Your wife and children, who as I have said are Australian citizens, and whose ties are all in Australia, will be severely disadvantaged if you were to be returned to New Zealand, and they would find it difficult, not the least, financially, to visit you on a regular basis.

I accept that your family life will be likely to be destroyed if you were so separated.  In addition, your witnesses used varying expressions to describe the affect of separation on your family.  The Reverend H. Butterley found it to be inconceivable.  Ms J Miller, your sister-in-law, described it as horrific, and Mr N. Bryant described it as, "Absolutely devastating to the family unit" should that separation occur. 

I also take into account you have no other criminal record. 

I accept you will support your wife in looking after her elderly and infirm parents and that you have, over the years, come to regard them as being closer to you than your own mother and father, he having recently passed away.

And I also accept that you are not close to your siblings, or their families, in New Zealand, while acknowledging, there is obviously some contact between you.  You have, through your genuine and extensive interest in sporting activities, coached and been involved in your sports of interest, athletics, swimming and rugby, particularly, but, not exclusively, for the benefit of the youth of Victoria.   This has been a voluntary activity for which you are held in high community regard.   People you have coached are able to, and have offered you support, since your convictions.

You are a genuinely gregarious man who has, as Mr J Prescott affirmed, a strong sense of value of community.  You are, as you said in evidence, ambitious.  You have used your time in jail positively to obtain a master's degree in economics and you have the offer of a job, if released in Australia.  I accept you may have contacts in New Zealand through sport, but I also accept they are more nebulous than your Australian contacts.

I have found this a difficult case in which to reach a fair and balanced decision.  The covert crimes you have committed are, as I have found, repugnant to the community.  Balanced against that, I am satisfied that, for the reasons Mr Joblin determined, that you are unlikely to offend again.  I am mindful of the length of time you have spent in Australia, your strong and reciprocated connection to your Australian wife and Australian children and their great sense of loss if your visa is to be cancelled.  As well, I acknowledge the high level of commitment you have devoted to advancing sport and participating in community activities.

Your behaviour has been of a Dr Jekyll and Mr Hyde type.  Your personal life being on the one side and your business activities being on the other.  In the end, however, I am satisfied that factors favourable to you outweigh those against.  You have satisfied me that I should give greater weight to your personal circumstances, particularly, the severe adverse affect on your wife and children, the length of your residence in Australia, the unlikelihood of you committing further like offences, the high level of support you will be likely to receive if allowed to remain in Australia, compared to that you will be likely to receive if you were returned to New Zealand, and this can be of great advantage in your rehabilitation into the community.  Those factors outweigh the repugnance associated with your criminal activity and its unacceptability to the Australian community. 

Accordingly, the decision under review is set aside.
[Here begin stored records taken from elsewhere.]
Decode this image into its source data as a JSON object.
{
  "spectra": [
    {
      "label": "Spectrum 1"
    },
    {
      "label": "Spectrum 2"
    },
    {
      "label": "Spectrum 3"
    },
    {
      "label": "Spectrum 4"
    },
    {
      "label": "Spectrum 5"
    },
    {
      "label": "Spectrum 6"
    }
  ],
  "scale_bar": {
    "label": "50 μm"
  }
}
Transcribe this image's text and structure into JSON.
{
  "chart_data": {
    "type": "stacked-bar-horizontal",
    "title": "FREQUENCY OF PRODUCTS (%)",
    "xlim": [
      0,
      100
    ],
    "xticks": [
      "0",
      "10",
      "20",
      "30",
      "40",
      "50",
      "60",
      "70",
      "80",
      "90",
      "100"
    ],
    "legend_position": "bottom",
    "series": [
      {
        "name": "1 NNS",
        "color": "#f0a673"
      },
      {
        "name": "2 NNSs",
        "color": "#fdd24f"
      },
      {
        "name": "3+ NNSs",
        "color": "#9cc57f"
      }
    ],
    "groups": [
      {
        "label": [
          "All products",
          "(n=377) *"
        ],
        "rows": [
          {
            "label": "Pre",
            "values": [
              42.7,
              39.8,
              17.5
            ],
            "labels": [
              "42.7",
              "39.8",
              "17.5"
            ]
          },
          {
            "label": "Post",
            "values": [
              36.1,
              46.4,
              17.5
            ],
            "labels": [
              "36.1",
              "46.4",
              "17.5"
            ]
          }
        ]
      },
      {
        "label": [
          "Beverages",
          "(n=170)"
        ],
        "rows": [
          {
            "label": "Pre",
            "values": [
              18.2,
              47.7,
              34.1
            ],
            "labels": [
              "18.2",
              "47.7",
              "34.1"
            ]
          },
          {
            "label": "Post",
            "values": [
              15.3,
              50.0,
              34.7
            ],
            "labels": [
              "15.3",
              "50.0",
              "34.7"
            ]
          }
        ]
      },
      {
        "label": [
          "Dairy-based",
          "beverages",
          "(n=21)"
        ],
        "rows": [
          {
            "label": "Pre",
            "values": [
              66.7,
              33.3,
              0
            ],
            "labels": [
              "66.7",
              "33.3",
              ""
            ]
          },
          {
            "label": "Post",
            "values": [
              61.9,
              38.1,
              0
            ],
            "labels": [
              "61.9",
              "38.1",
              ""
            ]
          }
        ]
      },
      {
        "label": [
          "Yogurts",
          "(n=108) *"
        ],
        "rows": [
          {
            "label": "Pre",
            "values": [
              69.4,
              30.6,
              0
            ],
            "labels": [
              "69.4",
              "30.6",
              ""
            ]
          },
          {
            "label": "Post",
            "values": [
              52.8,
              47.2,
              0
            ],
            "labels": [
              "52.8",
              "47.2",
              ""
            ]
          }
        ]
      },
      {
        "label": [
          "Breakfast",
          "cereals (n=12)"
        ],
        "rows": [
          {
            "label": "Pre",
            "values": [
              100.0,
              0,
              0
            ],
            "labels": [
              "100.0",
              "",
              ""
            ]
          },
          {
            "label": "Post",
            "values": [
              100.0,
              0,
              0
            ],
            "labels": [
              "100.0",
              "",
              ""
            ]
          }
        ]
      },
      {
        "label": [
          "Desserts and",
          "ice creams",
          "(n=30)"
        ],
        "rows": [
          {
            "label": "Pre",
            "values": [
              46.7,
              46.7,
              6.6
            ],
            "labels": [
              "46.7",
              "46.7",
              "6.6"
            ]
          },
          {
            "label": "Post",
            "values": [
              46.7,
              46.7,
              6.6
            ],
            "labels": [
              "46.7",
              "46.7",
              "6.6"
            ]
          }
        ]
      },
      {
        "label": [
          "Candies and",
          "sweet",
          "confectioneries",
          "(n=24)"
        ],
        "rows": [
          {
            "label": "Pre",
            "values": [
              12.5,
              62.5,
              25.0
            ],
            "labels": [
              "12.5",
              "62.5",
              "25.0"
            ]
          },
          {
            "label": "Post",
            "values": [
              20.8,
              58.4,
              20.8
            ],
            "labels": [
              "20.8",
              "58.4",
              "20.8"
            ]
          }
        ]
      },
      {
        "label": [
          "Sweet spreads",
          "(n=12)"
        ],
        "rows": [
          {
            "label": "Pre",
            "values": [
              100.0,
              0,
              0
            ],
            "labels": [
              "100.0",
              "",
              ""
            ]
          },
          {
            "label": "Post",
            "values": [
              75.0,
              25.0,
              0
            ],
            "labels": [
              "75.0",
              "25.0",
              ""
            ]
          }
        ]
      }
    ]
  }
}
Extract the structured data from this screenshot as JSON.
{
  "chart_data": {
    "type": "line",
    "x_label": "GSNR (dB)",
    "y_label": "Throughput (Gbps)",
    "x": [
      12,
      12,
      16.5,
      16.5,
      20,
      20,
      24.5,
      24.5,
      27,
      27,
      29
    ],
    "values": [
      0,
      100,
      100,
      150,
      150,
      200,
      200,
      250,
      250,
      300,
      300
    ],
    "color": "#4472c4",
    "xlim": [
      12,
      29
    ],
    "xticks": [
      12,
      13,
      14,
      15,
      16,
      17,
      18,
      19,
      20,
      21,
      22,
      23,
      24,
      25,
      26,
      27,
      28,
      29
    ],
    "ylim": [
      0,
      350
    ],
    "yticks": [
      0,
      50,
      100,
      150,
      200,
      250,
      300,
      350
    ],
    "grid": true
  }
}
A decision is substituted that the discretion to cancel your visa under section 501(2) of the Migration Act, not be exercised.

Now, there is one thing, Mr Bulfin, I want to add to all of this.  And that is that the Direction which governs the exercise of the discretion contains a provision that says, if once warned, you commit further offences, then the likelihood of your visa being cancelled is greatly increased. 

And let me state, I don't want to see you back here before this Tribunal and I am sure your family would like it even less.  And let me assure you, that if you do appear before this Tribunal again in the future, whosoever it might be constituted by, your chances of receiving this type of decision would be extremely slim.